One player is the Axis, one player is the Allies. The objective of each scenario is to be the first to a certain number of victory points. Exact details of how to win points vary among scenarios, but it usually means capturing strategic points and eliminating enemy units.
The board is a series of hex grids with cardboard tiles representing different sorts of terrain placed upon it. The board is further divided into three zones: Left, Right, and Middle.
What units you have in each zone is extremely important. See, you’re not some all-powerful deity directing your troops from on high. Your communications lines are tangled up, and there’s only so much control you can have.
So to represent this, you have a hand of cards. Each turn, you select one card and do what it says. Cards will usually tell you to activate a unit in one of the zones, but you’ll never quite know exactly what your future moves will be and you’ll never know what your opponent is capable of.
Once you pick a card, you’ll select an appropriate unit and take appropriate actions with it. They break down into infantry, which isn’t great at long range but is super maneuverable; armor, which can hit stuff from afar, is resilient to attacks, but can be more stymied by terrain than infantry; and artillery, which can decimate from a distance but is easy to destroy up close.

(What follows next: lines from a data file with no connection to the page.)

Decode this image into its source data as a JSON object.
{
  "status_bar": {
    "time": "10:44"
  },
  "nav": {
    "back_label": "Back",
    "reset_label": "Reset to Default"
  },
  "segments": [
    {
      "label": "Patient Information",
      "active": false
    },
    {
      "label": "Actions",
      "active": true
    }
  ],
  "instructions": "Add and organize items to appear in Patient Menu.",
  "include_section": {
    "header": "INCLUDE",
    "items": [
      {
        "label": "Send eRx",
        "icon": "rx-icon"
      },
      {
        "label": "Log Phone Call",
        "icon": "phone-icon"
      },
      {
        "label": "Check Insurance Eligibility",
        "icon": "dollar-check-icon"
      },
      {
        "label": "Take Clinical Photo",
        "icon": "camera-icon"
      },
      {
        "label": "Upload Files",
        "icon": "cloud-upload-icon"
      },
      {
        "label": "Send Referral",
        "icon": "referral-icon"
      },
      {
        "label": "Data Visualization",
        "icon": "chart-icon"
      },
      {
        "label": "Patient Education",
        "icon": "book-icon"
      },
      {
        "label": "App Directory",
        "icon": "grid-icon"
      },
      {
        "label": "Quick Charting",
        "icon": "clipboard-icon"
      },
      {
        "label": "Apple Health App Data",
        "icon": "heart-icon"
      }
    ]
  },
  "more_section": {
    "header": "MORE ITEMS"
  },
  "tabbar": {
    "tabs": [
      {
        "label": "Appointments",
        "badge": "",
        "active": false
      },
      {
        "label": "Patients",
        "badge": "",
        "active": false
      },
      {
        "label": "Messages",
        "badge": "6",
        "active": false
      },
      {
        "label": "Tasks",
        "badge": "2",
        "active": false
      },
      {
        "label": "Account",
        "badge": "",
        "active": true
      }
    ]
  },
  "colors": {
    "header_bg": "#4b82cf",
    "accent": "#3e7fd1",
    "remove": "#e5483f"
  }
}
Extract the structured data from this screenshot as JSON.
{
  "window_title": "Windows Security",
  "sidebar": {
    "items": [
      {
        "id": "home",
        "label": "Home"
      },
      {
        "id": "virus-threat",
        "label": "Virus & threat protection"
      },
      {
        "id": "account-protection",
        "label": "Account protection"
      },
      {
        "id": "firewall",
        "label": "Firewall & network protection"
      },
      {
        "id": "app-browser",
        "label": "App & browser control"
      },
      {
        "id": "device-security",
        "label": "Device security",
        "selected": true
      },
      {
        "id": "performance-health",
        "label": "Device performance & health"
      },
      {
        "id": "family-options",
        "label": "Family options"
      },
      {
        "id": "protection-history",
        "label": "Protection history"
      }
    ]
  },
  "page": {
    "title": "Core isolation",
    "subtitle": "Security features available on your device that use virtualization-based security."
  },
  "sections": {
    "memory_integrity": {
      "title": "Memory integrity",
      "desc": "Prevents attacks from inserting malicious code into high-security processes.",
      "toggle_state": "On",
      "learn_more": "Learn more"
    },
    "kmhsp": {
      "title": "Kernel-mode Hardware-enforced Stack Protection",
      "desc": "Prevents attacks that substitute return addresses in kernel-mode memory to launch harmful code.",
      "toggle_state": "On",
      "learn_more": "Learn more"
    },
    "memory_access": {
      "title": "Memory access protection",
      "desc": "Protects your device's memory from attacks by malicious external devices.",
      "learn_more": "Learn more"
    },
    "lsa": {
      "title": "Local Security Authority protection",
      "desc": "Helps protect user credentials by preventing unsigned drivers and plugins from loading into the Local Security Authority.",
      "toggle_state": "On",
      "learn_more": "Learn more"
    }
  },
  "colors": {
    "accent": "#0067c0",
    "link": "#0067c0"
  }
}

There are also a few other pieces that affect the board as well. Sandbags make a space harder to hit. Wires make a space hard to move through. And ‘hedgehogs’ block tanks but provide infantry cover.
Memoir ’44 is a tense game of advancing and retreating, trying to get the other player to push too far, to make one mistake, waste one turn. Rules are light, but the game does have some really satisfying tactical play in it. And it is a very good approximation of a lot of those old wargames I mentioned but is easier to learn.
There a few caveats, however. While the game is focused on tactics and strategy, there’s a pretty big luck element that some will love but will bother others.
The scenarios are historically based, so the Allies have a lot of advantages in fights they won in actual battles. The missions have a ton of variety and a lot of replayability, and the game is fun. If you’re looking for a light, two-player, strategy board game, this is an excellent choice.
Memoir ’44 was made by Days of Wonder and has a suggested retail price of $60.